Rule Number 11:  Unbelievers.  If there are no such thing as ghosts, be quiet, pay attention and be respectful.  Do your job and go home.  Be prepared to be wrong and if you are, don’t freak the fuck out.  You can rationalize it later.

Rule Number 12:  Keep your wits about you no matter what happens.  This is true in any situation.  Panic will only make a situation worse.  

Rule Number 13:  Bring prerecorded exorcism, spirit cleansing, whatever works for you.  Though don’t let anything electronic be your beat all, end all plan.  They often go on the fritz around spirits.

Rule Number 14:  If malevolent ghosts DO exist, combat them with the opposite emotions:  Laughter, happiness.  

Rule Number 15:  Never go anywhere alone.  (Outside of protective perimeter) 

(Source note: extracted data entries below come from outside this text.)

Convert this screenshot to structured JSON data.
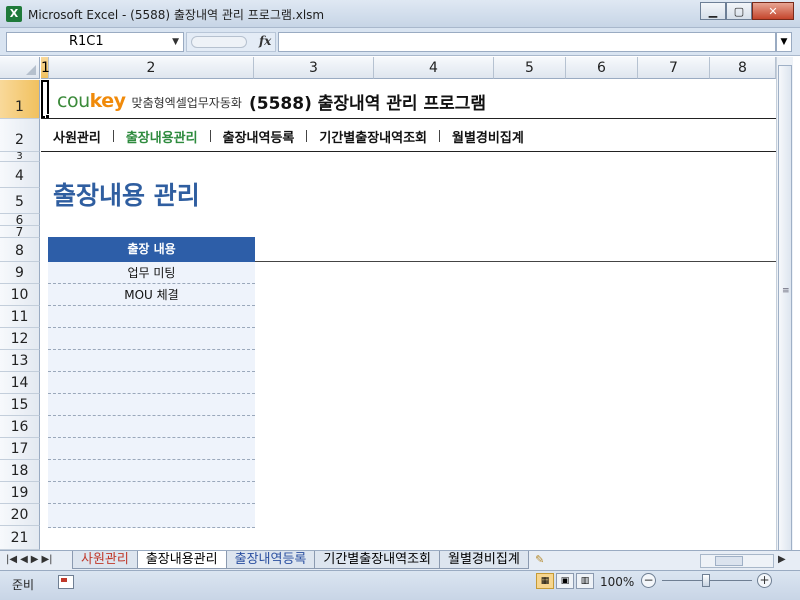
{
  "window": {
    "title": "Microsoft Excel - (5588) 출장내역 관리 프로그램.xlsm",
    "app_icon": "X",
    "min_glyph": "▁",
    "max_glyph": "▢",
    "close_glyph": "✕"
  },
  "formula_bar": {
    "name_box": "R1C1",
    "fx_label": "fx",
    "formula": ""
  },
  "columns": [
    "1",
    "2",
    "3",
    "4",
    "5",
    "6",
    "7",
    "8"
  ],
  "rows": [
    "1",
    "2",
    "3",
    "4",
    "5",
    "6",
    "7",
    "8",
    "9",
    "10",
    "11",
    "12",
    "13",
    "14",
    "15",
    "16",
    "17",
    "18",
    "19",
    "20",
    "21"
  ],
  "header": {
    "logo_cou": "cou",
    "logo_key": "key",
    "logo_tagline": "맞춤형엑셀업무자동화",
    "program_title": "(5588) 출장내역 관리 프로그램"
  },
  "menu": {
    "items": [
      {
        "label": "사원관리",
        "active": false
      },
      {
        "label": "출장내용관리",
        "active": true
      },
      {
        "label": "출장내역등록",
        "active": false
      },
      {
        "label": "기간별출장내역조회",
        "active": false
      },
      {
        "label": "월별경비집계",
        "active": false
      }
    ]
  },
  "page": {
    "title": "출장내용 관리"
  },
  "table": {
    "header": "출장 내용",
    "rows": [
      "업무 미팅",
      "MOU 체결",
      "",
      "",
      "",
      "",
      "",
      "",
      "",
      "",
      "",
      ""
    ]
  },
  "sheet_tabs": [
    {
      "label": "사원관리",
      "active": false
    },
    {
      "label": "출장내용관리",
      "active": true
    },
    {
      "label": "출장내역등록",
      "active": false
    },
    {
      "label": "기간별출장내역조회",
      "active": false
    },
    {
      "label": "월별경비집계",
      "active": false
    }
  ],
  "status": {
    "ready": "준비",
    "zoom": "100%"
  },
  "colors": {
    "accent_green": "#2e8b3e",
    "title_blue": "#2f5ea0",
    "table_header_bg": "#2d5ea8",
    "logo_orange": "#f08a0a"
  }
}
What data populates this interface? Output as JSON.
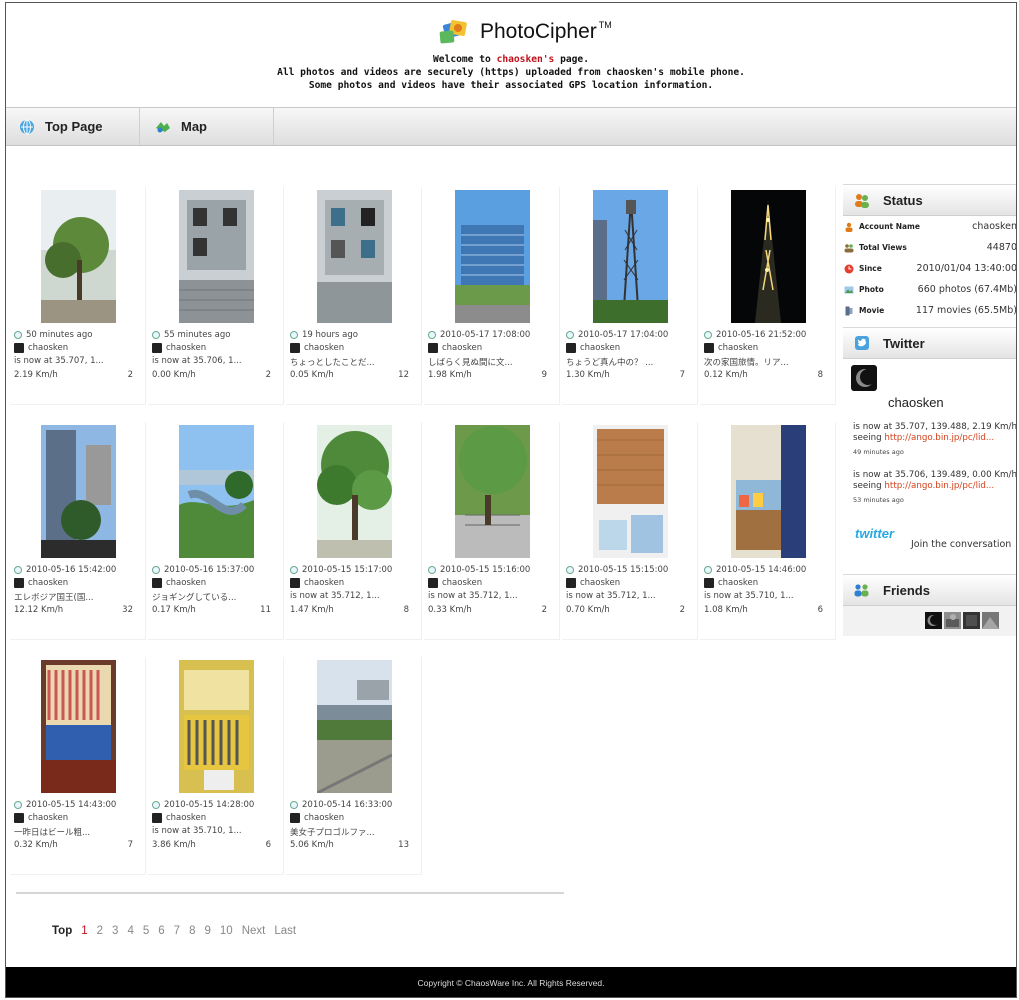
{
  "header": {
    "app_name": "PhotoCipher",
    "tm": "TM",
    "welcome_prefix": "Welcome to ",
    "welcome_user": "chaosken's",
    "welcome_suffix": " page.",
    "line2": "All photos and videos are securely (https) uploaded from chaosken's mobile phone.",
    "line3": "Some photos and videos have their associated GPS location information."
  },
  "nav": {
    "top_page": "Top Page",
    "map": "Map"
  },
  "photos": [
    {
      "time": "50 minutes ago",
      "user": "chaosken",
      "caption": "is now at 35.707, 1...",
      "speed": "2.19 Km/h",
      "count": "2"
    },
    {
      "time": "55 minutes ago",
      "user": "chaosken",
      "caption": "is now at 35.706, 1...",
      "speed": "0.00 Km/h",
      "count": "2"
    },
    {
      "time": "19 hours ago",
      "user": "chaosken",
      "caption": "ちょっとしたことだ...",
      "speed": "0.05 Km/h",
      "count": "12"
    },
    {
      "time": "2010-05-17 17:08:00",
      "user": "chaosken",
      "caption": "しばらく見ぬ間に文...",
      "speed": "1.98 Km/h",
      "count": "9"
    },
    {
      "time": "2010-05-17 17:04:00",
      "user": "chaosken",
      "caption": "ちょうど真ん中の？ ...",
      "speed": "1.30 Km/h",
      "count": "7"
    },
    {
      "time": "2010-05-16 21:52:00",
      "user": "chaosken",
      "caption": "次の家国旅情。リア...",
      "speed": "0.12 Km/h",
      "count": "8"
    },
    {
      "time": "2010-05-16 15:42:00",
      "user": "chaosken",
      "caption": "エレボジア国王(国...",
      "speed": "12.12 Km/h",
      "count": "32"
    },
    {
      "time": "2010-05-16 15:37:00",
      "user": "chaosken",
      "caption": "ジョギングしている...",
      "speed": "0.17 Km/h",
      "count": "11"
    },
    {
      "time": "2010-05-15 15:17:00",
      "user": "chaosken",
      "caption": "is now at 35.712, 1...",
      "speed": "1.47 Km/h",
      "count": "8"
    },
    {
      "time": "2010-05-15 15:16:00",
      "user": "chaosken",
      "caption": "is now at 35.712, 1...",
      "speed": "0.33 Km/h",
      "count": "2"
    },
    {
      "time": "2010-05-15 15:15:00",
      "user": "chaosken",
      "caption": "is now at 35.712, 1...",
      "speed": "0.70 Km/h",
      "count": "2"
    },
    {
      "time": "2010-05-15 14:46:00",
      "user": "chaosken",
      "caption": "is now at 35.710, 1...",
      "speed": "1.08 Km/h",
      "count": "6"
    },
    {
      "time": "2010-05-15 14:43:00",
      "user": "chaosken",
      "caption": "一昨日はビール粗...",
      "speed": "0.32 Km/h",
      "count": "7"
    },
    {
      "time": "2010-05-15 14:28:00",
      "user": "chaosken",
      "caption": "is now at 35.710, 1...",
      "speed": "3.86 Km/h",
      "count": "6"
    },
    {
      "time": "2010-05-14 16:33:00",
      "user": "chaosken",
      "caption": "美女子プロゴルファ...",
      "speed": "5.06 Km/h",
      "count": "13"
    }
  ],
  "pagination": {
    "top": "Top",
    "current": "1",
    "pages": [
      "2",
      "3",
      "4",
      "5",
      "6",
      "7",
      "8",
      "9",
      "10"
    ],
    "next": "Next",
    "last": "Last"
  },
  "sidebar": {
    "status": {
      "title": "Status",
      "rows": [
        {
          "label": "Account Name",
          "value": "chaosken"
        },
        {
          "label": "Total Views",
          "value": "44870"
        },
        {
          "label": "Since",
          "value": "2010/01/04 13:40:00"
        },
        {
          "label": "Photo",
          "value": "660 photos (67.4Mb)"
        },
        {
          "label": "Movie",
          "value": "117 movies (65.5Mb)"
        }
      ]
    },
    "twitter": {
      "title": "Twitter",
      "name": "chaosken",
      "tweets": [
        {
          "text": "is now at 35.707, 139.488, 2.19 Km/h seeing ",
          "link": "http://ango.bin.jp/pc/lid...",
          "ago": "49 minutes ago"
        },
        {
          "text": "is now at 35.706, 139.489, 0.00 Km/h seeing ",
          "link": "http://ango.bin.jp/pc/lid...",
          "ago": "53 minutes ago"
        }
      ],
      "logo": "twitter",
      "join": "Join the conversation"
    },
    "friends": {
      "title": "Friends"
    }
  },
  "footer": {
    "copyright": "Copyright © ChaosWare Inc. All Rights Reserved."
  }
}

Don’t forget to be smart, don’t go into ruined buildings with ruined floors, you’re more likely going to end up with a broken leg or neck.  If you are so determined to find something that you disregard your safety and those around you, whatever could go wrong, already has.The truth is that no one understand exactly what might cause the phenomenon of ghosts.  Sure it could be the spirits of the dead.  Maybe they’re just stories.  Many think that the ones that are filled with rage and hate are the pieces or echo’s of events that stay behind when someone is murdered.   Perhaps it is even explainable within a science that we haven’t yet discovered.  Many times it has been reported to have been the puberty stricken teen that is causing telekinetic occurrences in the home, subconsciously hurting the ones they blame for issues or horrific abuse.  

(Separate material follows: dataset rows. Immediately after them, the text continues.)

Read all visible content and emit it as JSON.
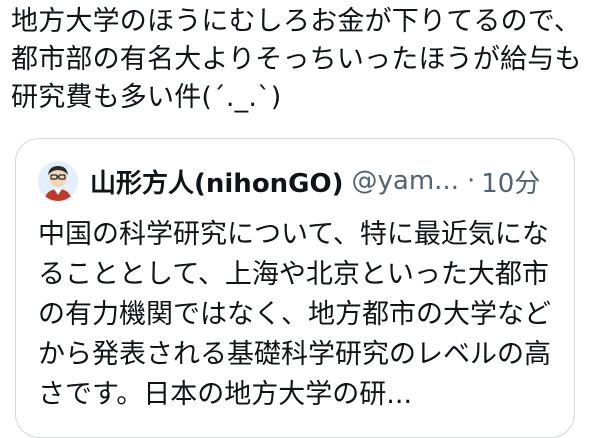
{
  "tweet": {
    "text": "地方大学のほうにむしろお金が下りてるので、都市部の有名大よりそっちいったほうが給与も研究費も多い件(´._.`)"
  },
  "quote": {
    "name": "山形方人(nihonGO)",
    "handle": "@yam...",
    "separator": "·",
    "time": "10分",
    "avatar_icon": "person-avatar",
    "text": "中国の科学研究について、特に最近気になることとして、上海や北京といった大都市の有力機関ではなく、地方都市の大学などから発表される基礎科学研究のレベルの高さです。日本の地方大学の研..."
  },
  "colors": {
    "text": "#0f1419",
    "secondary": "#536471",
    "border": "#cfd9de",
    "avatar_bg": "#e3f0fb"
  }
}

I’m a believer.  I don’t need specific answers myself, I just leave myself open to the Universe to teach me what it likes or to show me what it sees.  I like the fact that we don’t know everything, it keeps life interesting.

In Shamanism there is a term they use, called ‘Soul Loss.’  It happens during traumatic events:  car accidents, the death of a loved one, even relocating to a new home or job, it could even be a particularly exuberant sneeze.  We loose pieces of ourselves as we go along.  Those pieces can manifest in many ways, but often there is a feeling of emptiness like there is something missing there.  It’s advised that you try to retrieve them.  I believe that’s behind the angrier ghosts out there.  Perhaps it is the piece of themselves they could not survive so they separate it and leave it behind.  We have been known to completely block out the memories that are too painful to remember, perhaps it is the lost parts of our soul that are too horrific bear.  Have you ever looked into the eyes of someone who seemed to have no soul?  I think soul loss plays it’s part there too.

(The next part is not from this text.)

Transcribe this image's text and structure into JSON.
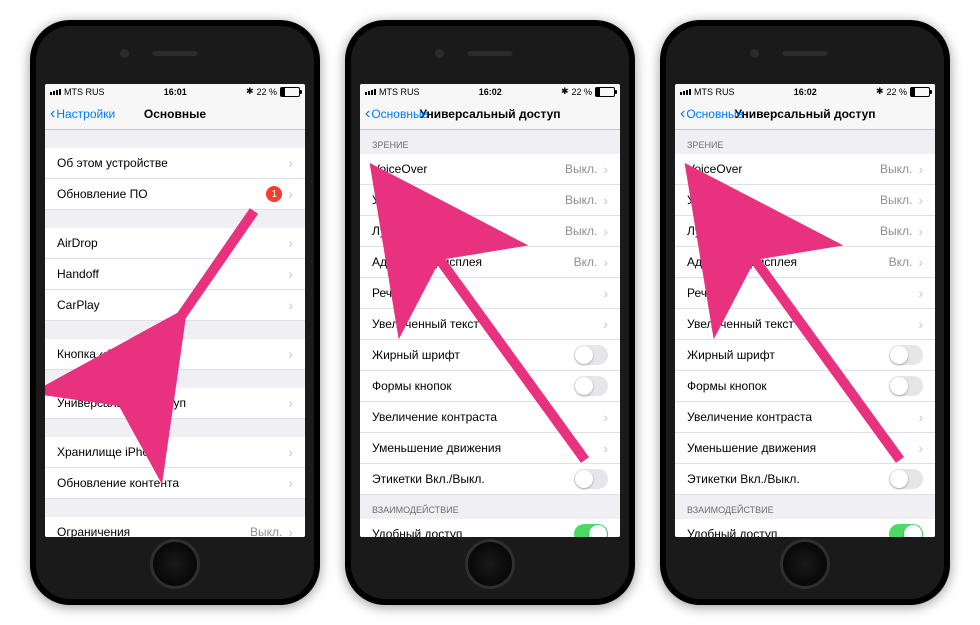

In the end whatever the cause of the manifestation, in general, they are consumed by anger, fear, fury, that is all they know and all they will ever be.    You can combat them with strong happy memories of those you love, laughing at them.  Do the opposite of what the thing might expect and cover your ass with jewelry, symbols, even pictures of loved ones.  If you appear strong in the face of horror, it may show them a horror of their own.   It’s possible that if you laugh at them, that they could just become more angry and kill everyone, but as far as I know there is no evidence that anyone has ever been murdered by a ghost, unless it was freight and a heart attack.   I’m only speaking of the malevolent spirits here.  I know of many people that have been ‘visited’ by loved ones when they die, before they know they’re dead.  There can be protective spirits as well, the types of ghosts are many.

Let me be the first to admit that I can easily start drowning in fear once it rears it’s head, it’s not easy to combat.  Especially if it’s dark, you don’t know where you are or where anyone else is and creepy ass shit is going down.  So you can say things like, oh yeah, I got this, noooooo problem.  But when shit gets real and it looks like Casper is opening his mouth of razor sharp teeth right on your ass, well, even the GhostBusters had their rough days.  The fact is when you are in a dangerous situation, if you don’t keep your wits about you, no matter what is happening, you’re more likely to make a mistake that could cost you and others their lives.  So keep it together and be the hero, have your creepy experience and get the fuck out!